There’s a lot of excitement around the new wave of coding agents, and for good reason. The first time you ask an agent to refactor some old code or construct up a web app, and it comes back with a clean, working solution in minutes, complete with test functions you never even mentioned, is a moment of genuine excitement. Suddenly, all those ambitious projects you’ve dreamed about but never had the time or resources for start to feel within reach.
But can you really build large-scale engineering projects this way?
I decided to find out. And the answer turned out to be a journey: not at first, but eventually, yes.
The problem I set out to solve was one we already knew well. Our AI data platform exposes an MCP server that allows agentic AI solutions to query data. It already works beautifully. Connect Claude or ChatGPT to the MCP server, ask it to build a sales dashboard, and it will, in seconds. The catch? You end up with a static web page, with the data baked in.
So, I thought, surely it’s not a huge step to take this further. What if we built a chat driven dashboard designer, that used the same models to build a dashboards that dynamically loads live data instead, keeping everything up to date automatically?
I described the entire project in a markdown file, opened Claude Code in a terminal, and let it get to work. The first attempt kind of worked. I’d asked Claude to create two agents: one for planning and one for implementation.
The planning agent’s job was to talk to the user, query the data, and create a plan for the dashboard. The implementation agent would then take that plan and build it. The planning agent came together quickly, it even generated mock-ups of the dashboard in the right-hand panel after just a few tweaks. The implementation agent, on the other hand, struggled. It kept looping endlessly or would just hang, and stop processing altogether.
It took me hours to work out why. Most of that time was spent just reading and understanding the code Claude had written. But oddly enough, that time didn’t feel wasted. I learned a lot about how Claude Code approached the problem and about where my own design could be improved. The code itself was messy, but the process was educational.
Next, I asked Claude to write up a summary of the project in a markdown file so I could hand it off to another developer. Then I edited that file, capturing everything I’d learned and refining the design decisions along the way. With that improved brief, I started a clean Claude Code session and kicked off a new build from scratch.
I repeated that cycle three times, build, learn, throw it away, start again. By the end, the project had naturally broken into four smaller, self-contained tasks that could be developed and tested independently.
So, what did I take away from all this?
Yes, you can build complete engineering solutions with coding agents, but the real shift isn’t just about speed, it’s about how we approach building software in the first place. Coding agents make writing code cheap, which makes iteration affordable.

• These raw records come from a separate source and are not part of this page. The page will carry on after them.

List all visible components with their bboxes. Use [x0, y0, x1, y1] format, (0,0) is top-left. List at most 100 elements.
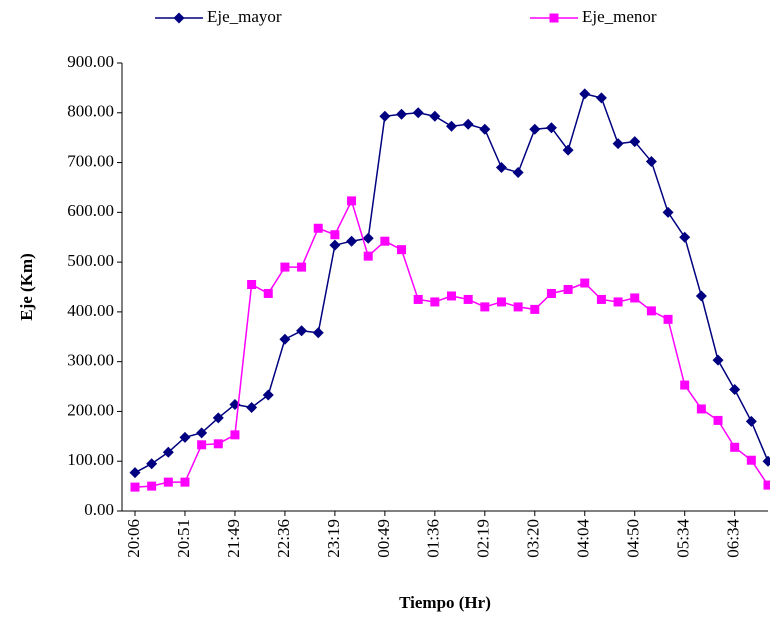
- marker: [413, 294, 423, 304]
- marker: [146, 458, 158, 470]
- marker: [247, 280, 257, 290]
- marker: [129, 467, 141, 479]
- marker: [446, 120, 457, 132]
- x-tick-label: 02:19: [474, 519, 493, 558]
- y-tick-label: 700.00: [67, 151, 114, 170]
- marker: [479, 123, 491, 135]
- marker: [730, 442, 740, 452]
- marker: [613, 297, 623, 307]
- marker: [763, 480, 770, 490]
- marker: [746, 455, 756, 465]
- y-tick-label: 0.00: [84, 500, 114, 519]
- marker: [147, 481, 157, 491]
- x-tick-label: 04:04: [574, 519, 593, 558]
- marker: [262, 389, 274, 401]
- marker: [580, 278, 590, 288]
- x-tick-label: 03:20: [524, 519, 543, 558]
- marker: [462, 118, 474, 130]
- marker: [447, 291, 456, 301]
- marker: [346, 235, 358, 247]
- y-tick-label: 300.00: [67, 351, 114, 370]
- marker: [549, 13, 559, 23]
- marker: [312, 327, 324, 339]
- marker: [380, 236, 390, 246]
- marker: [179, 431, 191, 443]
- marker: [180, 477, 190, 487]
- marker: [162, 446, 174, 458]
- marker: [279, 333, 291, 345]
- marker: [363, 251, 373, 261]
- marker: [296, 325, 308, 337]
- marker: [430, 297, 440, 307]
- y-tick-label: 400.00: [67, 301, 114, 320]
- marker: [329, 239, 341, 251]
- marker: [713, 415, 723, 425]
- marker: [230, 430, 240, 440]
- series-line: [134, 198, 769, 488]
- marker: [679, 231, 691, 243]
- series-line: [134, 92, 769, 474]
- marker: [579, 88, 591, 100]
- marker: [347, 196, 357, 206]
- marker: [545, 122, 557, 134]
- y-tick-label: 500.00: [67, 251, 114, 270]
- marker: [429, 110, 441, 122]
- marker: [495, 162, 507, 174]
- series: [130, 196, 770, 492]
- x-tick-label: 06:34: [724, 519, 743, 558]
- marker: [530, 304, 540, 314]
- marker: [330, 230, 340, 240]
- marker: [563, 284, 573, 294]
- marker: [645, 156, 657, 168]
- legend-label: Eje_mayor: [207, 7, 282, 26]
- marker: [612, 138, 624, 150]
- marker: [163, 477, 173, 487]
- marker: [463, 294, 473, 304]
- marker: [173, 12, 185, 24]
- marker: [512, 167, 524, 179]
- x-tick-label: 20:06: [124, 519, 143, 558]
- y-tick-label: 200.00: [67, 400, 114, 419]
- marker: [663, 314, 673, 324]
- marker: [630, 293, 640, 303]
- marker: [696, 404, 706, 414]
- marker: [546, 288, 556, 298]
- marker: [729, 384, 741, 396]
- x-tick-label: 01:36: [424, 519, 443, 558]
- y-tick-label: 600.00: [67, 201, 114, 220]
- y-axis-title: Eje (Km): [17, 253, 36, 321]
- marker: [362, 232, 374, 244]
- marker: [513, 302, 523, 312]
- marker: [680, 380, 690, 390]
- x-tick-label: 00:49: [374, 519, 393, 558]
- marker: [662, 206, 674, 218]
- marker: [595, 92, 607, 104]
- marker: [529, 123, 541, 135]
- marker: [562, 144, 574, 156]
- y-tick-label: 900.00: [67, 52, 114, 71]
- marker: [313, 223, 323, 233]
- x-tick-label: 23:19: [324, 519, 343, 558]
- marker: [297, 262, 307, 272]
- x-tick-label: 20:51: [174, 519, 193, 558]
- x-tick-label: 05:34: [674, 519, 693, 558]
- marker: [196, 427, 208, 439]
- marker: [263, 288, 273, 298]
- marker: [712, 354, 724, 366]
- marker: [629, 136, 641, 148]
- marker: [596, 294, 606, 304]
- marker: [496, 297, 506, 307]
- series: [129, 88, 770, 479]
- marker: [412, 107, 424, 119]
- x-tick-label: 22:36: [274, 519, 293, 558]
- x-tick-label: 21:49: [224, 519, 243, 558]
- marker: [246, 401, 258, 413]
- marker: [396, 108, 408, 120]
- marker: [397, 245, 407, 255]
- x-tick-label: 04:50: [624, 519, 643, 558]
- marker: [762, 455, 770, 467]
- marker: [212, 412, 224, 424]
- marker: [213, 439, 223, 449]
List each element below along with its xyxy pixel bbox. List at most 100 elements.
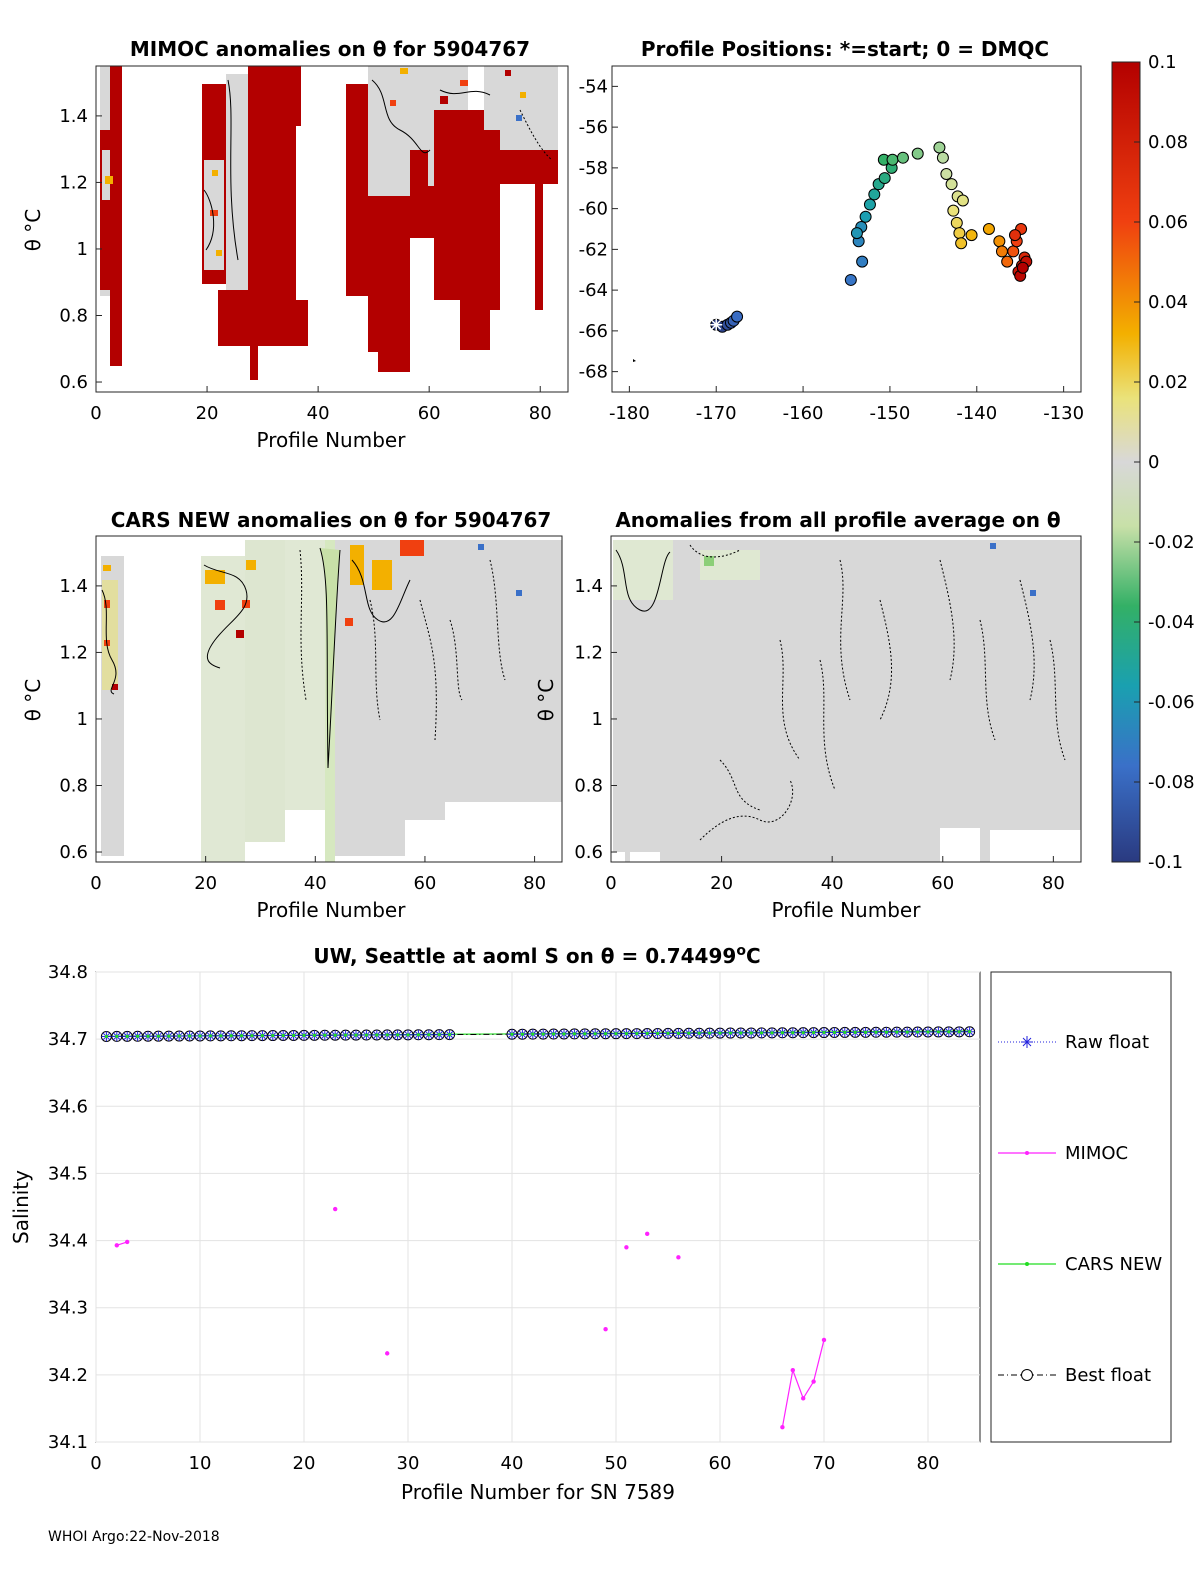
x-tick-label: 40 <box>821 873 844 894</box>
x-tick-label: 80 <box>917 1453 940 1474</box>
x-tick-label: -140 <box>956 403 997 424</box>
average-ylabel: θ °C <box>534 679 558 722</box>
x-tick-label: -130 <box>1043 403 1084 424</box>
cars-new-marker <box>791 1031 795 1035</box>
cars-new-marker <box>188 1034 192 1038</box>
y-tick-label: 0.6 <box>574 842 603 863</box>
y-tick-label: -62 <box>579 239 608 260</box>
legend-label: Best float <box>1065 1365 1151 1386</box>
x-tick-label: -160 <box>783 403 824 424</box>
cars-new-marker <box>323 1033 327 1037</box>
cars-new-marker <box>676 1031 681 1035</box>
x-tick-label: 60 <box>418 403 441 424</box>
y-tick-label: 1 <box>77 709 88 730</box>
average-axes-box <box>610 535 1082 863</box>
mimoc-marker <box>645 1231 650 1237</box>
cars-new-marker <box>219 1034 223 1038</box>
x-tick-label: -170 <box>696 403 737 424</box>
x-tick-label: 0 <box>90 1453 101 1474</box>
profile-position-point <box>850 227 863 240</box>
cars-new-marker <box>364 1033 368 1037</box>
cars-new-marker <box>385 1033 389 1037</box>
x-tick-label: 80 <box>523 873 546 894</box>
y-tick-label: -66 <box>579 321 608 342</box>
cars-new-marker <box>864 1030 868 1034</box>
cars-axes-box <box>95 535 563 863</box>
y-tick-label: 1 <box>77 239 88 260</box>
mimoc-marker <box>333 1206 338 1212</box>
cars-new-marker <box>936 1030 941 1034</box>
profile-position-point <box>936 151 949 164</box>
profile-position-point <box>953 227 966 240</box>
average-heatmap <box>612 540 1081 862</box>
cars-new-marker <box>271 1033 275 1038</box>
x-tick-label: 0 <box>605 873 616 894</box>
profile-position-point <box>878 172 891 185</box>
profile-position-point <box>945 178 958 191</box>
y-tick-label: 0.8 <box>574 775 603 796</box>
salinity-axes-box <box>95 971 981 1443</box>
cars-new-marker <box>718 1031 722 1035</box>
legend-label: CARS NEW <box>1065 1254 1162 1275</box>
cars-new-marker <box>312 1033 316 1037</box>
x-tick-label: 20 <box>196 403 219 424</box>
x-tick-label: 40 <box>307 403 330 424</box>
cars-new-marker <box>645 1031 649 1036</box>
mimoc-marker <box>676 1255 681 1260</box>
profile-position-point <box>859 210 872 223</box>
y-tick-label: 34.5 <box>48 1163 88 1184</box>
cars-title: CARS NEW anomalies on θ for 5904767 <box>111 508 552 532</box>
positions-title: Profile Positions: *=start; 0 = DMQC <box>641 37 1049 61</box>
cars-new-marker <box>614 1032 618 1036</box>
cars-new-marker <box>562 1032 566 1036</box>
antarctica-marker <box>633 359 636 362</box>
mimoc-marker <box>125 1239 130 1245</box>
cars-new-marker <box>583 1032 587 1036</box>
cars-new-marker <box>177 1034 181 1038</box>
mimoc-marker <box>603 1327 608 1332</box>
y-tick-label: 34.1 <box>48 1432 88 1453</box>
y-tick-label: 1.4 <box>59 576 88 597</box>
cars-new-marker <box>531 1032 535 1036</box>
cars-new-marker <box>208 1034 212 1038</box>
y-tick-label: 34.3 <box>48 1298 88 1319</box>
x-tick-label: 40 <box>501 1453 524 1474</box>
profile-position-point <box>950 216 963 229</box>
profile-position-point <box>965 229 978 242</box>
profile-position-point <box>896 151 909 164</box>
y-tick-label: -54 <box>579 76 608 97</box>
profile-position-point <box>844 273 857 286</box>
profile-position-point <box>1016 261 1029 274</box>
profile-position-point <box>956 194 969 207</box>
cars-heatmap <box>101 540 562 862</box>
y-tick-label: 34.6 <box>48 1096 88 1117</box>
mimoc-title: MIMOC anomalies on θ for 5904767 <box>130 37 530 61</box>
cars-ylabel: θ °C <box>21 679 45 722</box>
x-tick-label: -150 <box>869 403 910 424</box>
y-tick-label: 34.4 <box>48 1231 88 1252</box>
x-tick-label: 0 <box>90 873 101 894</box>
cars-new-marker <box>957 1030 961 1034</box>
cars-new-marker <box>884 1030 889 1034</box>
y-tick-label: 1 <box>592 709 603 730</box>
y-tick-label: 1.4 <box>59 106 88 127</box>
salinity-ylabel: Salinity <box>9 1170 33 1244</box>
cars-new-marker <box>344 1033 348 1037</box>
cars-new-marker <box>812 1031 816 1035</box>
profile-position-point <box>856 255 869 268</box>
x-tick-label: 50 <box>605 1453 628 1474</box>
cars-new-marker <box>822 1030 826 1035</box>
colorbar-tick-label: -0.1 <box>1148 852 1183 873</box>
cars-new-marker <box>916 1030 920 1034</box>
colorbar-tick-label: 0.04 <box>1148 292 1188 313</box>
salinity-legend <box>990 971 1172 1443</box>
cars-new-marker <box>947 1030 951 1034</box>
y-tick-label: 0.6 <box>59 372 88 393</box>
cars-new-marker <box>843 1030 847 1035</box>
cars-new-marker <box>905 1030 909 1034</box>
cars-new-marker <box>260 1034 264 1038</box>
cars-new-marker <box>250 1034 254 1038</box>
legend-item: Raw float <box>998 1032 1149 1053</box>
colorbar-tick-label: -0.04 <box>1148 612 1195 633</box>
profile-position-point <box>868 188 881 201</box>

In the old world, where every hour of development time was costly, you had to plan everything meticulously before writing a single line. With coding agents, that’s no longer true. You can explore, experiment, make mistakes, and learn by doing. You can iterate until the design feels right rather than trying to predict perfection in advance.
The trick is not to rush anything into production too soon. Keep iterating until you have a detailed, end-to-end plan that feels solid.
Is it faster overall? Definitely. But for me, the real win was the freedom to experiment, to fail safely, and to start again, each time getting closer to something genuinely better.
In the old coding world, that kind of freedom was just too expensive. Some things you can only learn by trying, and with coding agents, trying has never been easier.